Lastly, we need to Log what has happened:

  • Who was alerted?
  • How were they alerted?
  • When were they alerted?

alarm system graph

7 Virtual Parameters

Virtual parameters are used by alarms and visualization alike. They provide on demand calculation using OnPing-mask-script to do the calculating. They are a distributed application in much the same way our Alarm system is.

7.1 VP DB

The VPDB contains all the metadata for all the virtual parameters, and also the script database. Each Virtual Parameter has an ID (VPID), a list of sources (i.e. the parameters that the virtual parameter is made of), and a Script ID. The Script ID can be used to query the script database in order to get the actual script text.

7.2 VP Router

The job of the VP Router is 1) to store a list of addresses to VP Calculators and 2) communicate these addresses to clients. The router disperses addresses in accordance with the load assigned through VP Calculators. The addresses are listed in a YAML file and any changes to the list will be automatically loaded by the VP Router. Therefore adding or removing VP Calculators should be effortless.

7.3 VP Calculator

The VP Calculator is the process that performs the heavy task of calculating the time values of a virtual parameter. You can actually use it without virtual parameters, since all that it does is to query parameters from TachDB and combine them using a script. It has its own caching system to alleviate TachDB’s load.

8 Managing Complexity

We are often asked what is required to stand up highly configurable SCADA systems. Here, we wanted to create an outline of the major systems involved making OnPing work. The development of each system required a huge amount of effort and care to architect according to the greater vision of a more simple, secure and easy to use automation platform. Together they compose a unique and integrated system for managing data and devices for industrial applications.

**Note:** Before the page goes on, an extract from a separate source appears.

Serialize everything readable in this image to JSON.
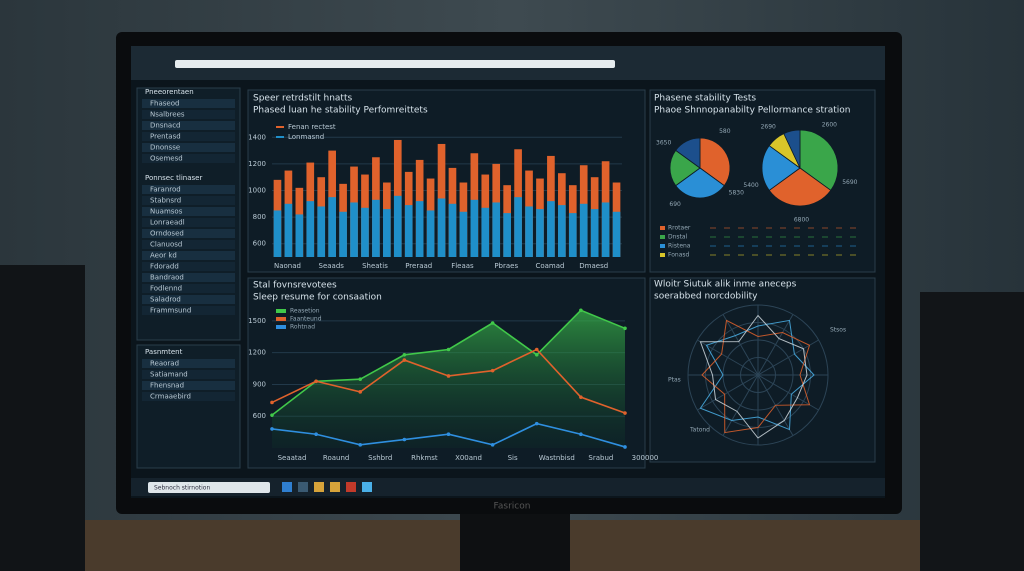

The main lesson we have learned is that managing complexity is the key to keeping these systems understandable and maintainable. We have designed the OnPing systems to scale well and have a high degree of flexibility to absorb new technology and features into the system. 

This overview of primary OnPing technical infrastructure is meant to distill the essence of OnPing into a simple, functional model of the platform. 

Fundamentally, OnPing aims to reduce complexity and make data make sense. Simplifying complicated technical processes in system orchestration enables us to focus on what matters most – building better automation systems.